Best friends Matt (Johnson) and Jay (Jay McCarrol) have harboured dreams of playing a concert together at The Rivoli music venue in their home city for the best part of two decades. For their latest attempt at self-promotion to secure the gig, the double-act decide to skydive off the top of the CN Tower into the Rogers Centre stadium through the retractable roof. Hidden camera footage captures the pair buying pliers at a hardware store. “Be careful man,” remarks a nervous sales assistant after he learns Matt intends to use the tool to cut through the safety harness of the hands-free walk on the CN Tower roof. “I really don’t think it’s worth it.”

The vertiginous escapade almost ends in disaster and Jay finally loses hope.
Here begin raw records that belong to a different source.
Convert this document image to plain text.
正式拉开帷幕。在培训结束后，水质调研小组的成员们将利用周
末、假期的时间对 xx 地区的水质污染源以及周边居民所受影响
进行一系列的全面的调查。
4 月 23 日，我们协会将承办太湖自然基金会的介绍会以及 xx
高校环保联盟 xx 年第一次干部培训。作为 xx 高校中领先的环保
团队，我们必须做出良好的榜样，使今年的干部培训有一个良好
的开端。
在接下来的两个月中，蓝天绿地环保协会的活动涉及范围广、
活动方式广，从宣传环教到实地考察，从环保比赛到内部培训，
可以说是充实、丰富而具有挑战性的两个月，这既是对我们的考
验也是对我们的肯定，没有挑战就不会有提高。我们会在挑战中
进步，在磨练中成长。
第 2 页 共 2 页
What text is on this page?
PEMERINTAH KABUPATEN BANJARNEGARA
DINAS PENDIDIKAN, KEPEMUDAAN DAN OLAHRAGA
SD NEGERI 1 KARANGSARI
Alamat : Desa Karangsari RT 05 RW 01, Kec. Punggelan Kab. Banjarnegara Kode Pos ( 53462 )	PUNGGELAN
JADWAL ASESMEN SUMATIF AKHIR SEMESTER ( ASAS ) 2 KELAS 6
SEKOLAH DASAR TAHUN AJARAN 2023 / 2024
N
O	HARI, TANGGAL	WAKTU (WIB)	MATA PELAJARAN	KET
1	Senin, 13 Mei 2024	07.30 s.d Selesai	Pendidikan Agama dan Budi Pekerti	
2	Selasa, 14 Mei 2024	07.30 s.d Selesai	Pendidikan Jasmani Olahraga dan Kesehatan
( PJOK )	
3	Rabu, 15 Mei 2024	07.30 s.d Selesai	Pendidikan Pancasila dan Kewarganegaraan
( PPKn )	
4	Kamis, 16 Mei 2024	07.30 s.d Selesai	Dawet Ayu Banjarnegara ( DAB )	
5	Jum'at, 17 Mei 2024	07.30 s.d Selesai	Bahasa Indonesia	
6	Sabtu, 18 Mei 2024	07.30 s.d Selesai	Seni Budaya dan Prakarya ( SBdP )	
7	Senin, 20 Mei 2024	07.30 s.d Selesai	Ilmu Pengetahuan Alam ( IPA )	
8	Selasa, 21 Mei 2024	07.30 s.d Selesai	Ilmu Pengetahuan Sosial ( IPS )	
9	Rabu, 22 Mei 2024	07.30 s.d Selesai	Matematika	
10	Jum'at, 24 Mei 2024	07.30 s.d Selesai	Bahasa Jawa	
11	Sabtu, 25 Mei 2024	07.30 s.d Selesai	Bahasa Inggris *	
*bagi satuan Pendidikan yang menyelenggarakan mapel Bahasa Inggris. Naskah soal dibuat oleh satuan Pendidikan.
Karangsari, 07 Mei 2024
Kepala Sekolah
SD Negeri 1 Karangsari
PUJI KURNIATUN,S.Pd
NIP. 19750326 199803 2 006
However, Matt persists and hatches an outlandish plan to convert the RV in their backyard into a time machine so they can convince the people of Toronto that they are bona fide time travellers. Except the ludicrous scheme works, the vehicle jumps back to 2008 when the speed reaches 88mph, and a hilariously discombobulated Matt and Jay encounter their younger selves, which creates ripples in the past that could have cataclysmic repercussions in the present.

Nirvanna: The Band – The Show – The Movie incorporates archive footage from the duo’s 2007 web series, which was shot on mini DV tapes and presented in a different screen ratio. This fusion of old and new, stitched together by Curt Lobb and Robert Upchurch, allows the hapless heroes to coexist with their fresh faced selves, blatantly ignoring Doc Brown’s warnings about a paradox that could unravel the space-time continuum. The aesthetic is DIY and polished at the same time, sparing us of digital visual effects to pull off the illusion of two misfits accidentally travelling back three decades to re-experience early iPhone mania and billboards of Heath Ledger as The Joker in The Dark Knight.

From the opening scene, this is a delightfully unhinged underdog story, anchored by the double-decker delusions of Johnson and McCarrol’s pals for life. Hysteria moshes with heartwarming sentiment and we root for these misguided dreamers every faltering step of the way.